Taylor Swift Is Teaching Your Kids. Are You Paying Attention?

The other day, Galleria came home singing a song a friend taught her at school. She had the chorus memorized. I’ll admit the song was catchy. The kind of song that gets stuck in your head, whether you want it to or not.

But as I listened closer to the lyrics, my stomach sank. The lyrics weren’t innocent. They were painting a picture of sensuality, desire, and relationships that didn’t match the values we want shaping her heart.

In that moment, it hit me: music isn’t just background noise. It’s teaching her something. Every beat, every lyric, every catchy chorus is discipling her, whether I realize it or not.

Confucius once said, “If you want to know whether a nation is flourishing or declining, look at its music.”

Thousands of years later, his words still ring true. Music has always been more than entertainment; it’s formation. It disciples hearts, shapes values, and normalizes what we believe is “just the way things are.”

For many kids today, their daily discipleship doesn’t come from the church or even from their parents. It comes through their earbuds.

Take Taylor Swift as an example. Once viewed as the innocent country girl with a guitar, she’s now one of the most influential voices shaping a generation’s worldview. Her 2024 album, The Tortured Poets Department, includes songs like “Down Bad,” which drops the f-word 18 times and nearly 60 profanities across the album. Beyond the words, it’s the values that come through: rebellion, promiscuity, disrespect, and self-definition apart from God.

What’s even more alarming is how many parents not only allow this influence but actively promote it through purchasing tour tickets, merch, etc. In doing so, the message is not just being tolerated, but celebrated.

And here’s the hard truth: when we normalize certain lyrics, behaviors, or values by applauding them, our kids learn to applaud them too. We can’t be surprised when the same ideas show up in their words, their relationships, or their choices down the road.

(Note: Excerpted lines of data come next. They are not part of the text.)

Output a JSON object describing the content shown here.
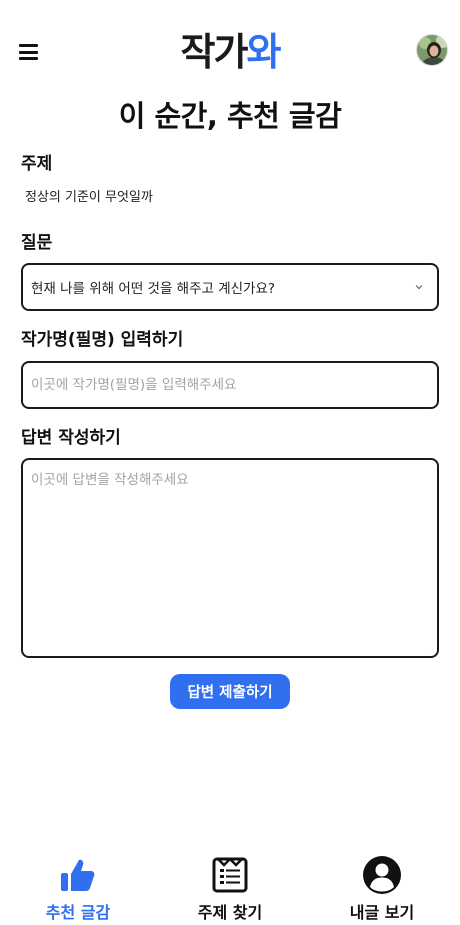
{
  "header": {
    "logo_part1": "작가",
    "logo_part2": "와",
    "menu_icon": "hamburger-menu-icon",
    "avatar_icon": "user-avatar"
  },
  "page": {
    "title": "이 순간, 추천 글감"
  },
  "form": {
    "topic_label": "주제",
    "topic_value": "정상의 기준이 무엇일까",
    "question_label": "질문",
    "question_selected": "현재 나를 위해 어떤 것을 해주고 계신가요?",
    "author_label": "작가명(필명) 입력하기",
    "author_placeholder": "이곳에 작가명(필명)을 입력해주세요",
    "answer_label": "답변 작성하기",
    "answer_placeholder": "이곳에 답변을 작성해주세요",
    "submit_label": "답변 제출하기"
  },
  "bottom_nav": {
    "items": [
      {
        "label": "추천 글감",
        "icon": "thumbs-up-icon",
        "active": true
      },
      {
        "label": "주제 찾기",
        "icon": "document-list-icon",
        "active": false
      },
      {
        "label": "내글 보기",
        "icon": "user-circle-icon",
        "active": false
      }
    ]
  },
  "colors": {
    "accent": "#2f6ff0",
    "text": "#111111",
    "border": "#1a1a1a",
    "placeholder": "#a3a3a3"
  }
}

As parents, our job isn’t to make sure our kids never hear a bad lyric… that’s impossible. Our job is to disciple them, to help them recognize what’s worth celebrating and what isn’t. Because the voices we endorse today are shaping the values our children will carry into tomorrow.

Parents, here’s the question: If this music is what’s shaping your child’s worldview, what will they grow up believing is normal?

This isn’t just about Taylor Swift (there are plenty of other examples). It’s about the bigger reality that music and media are some of the strongest, most consistent voices speaking into our children’s lives.

What Can We Do?

  1. Be aware. Pay attention to what your kids are streaming, watching, and listening to. Ignorance isn’t protection.

  2. Evaluate your own choices. Ask yourself: “Am I modeling discipline with what I let into my own mind and heart?”

  3. Have conversations. Instead of just saying “turn that off,” ask your child what they think a song means. Help them process lyrics at an age appropriate level and compare it with the truth.

  4. Point them to better alternatives. There is great music and media out there that is fun, excellent, and honors God. Help them discover it.

At the end of the day, music is a powerful tool of formation. It can disciple toward foolishness, or it can disciple toward wisdom. As stewards of our children’s hearts, we can’t afford to ignore the soundtrack of their lives.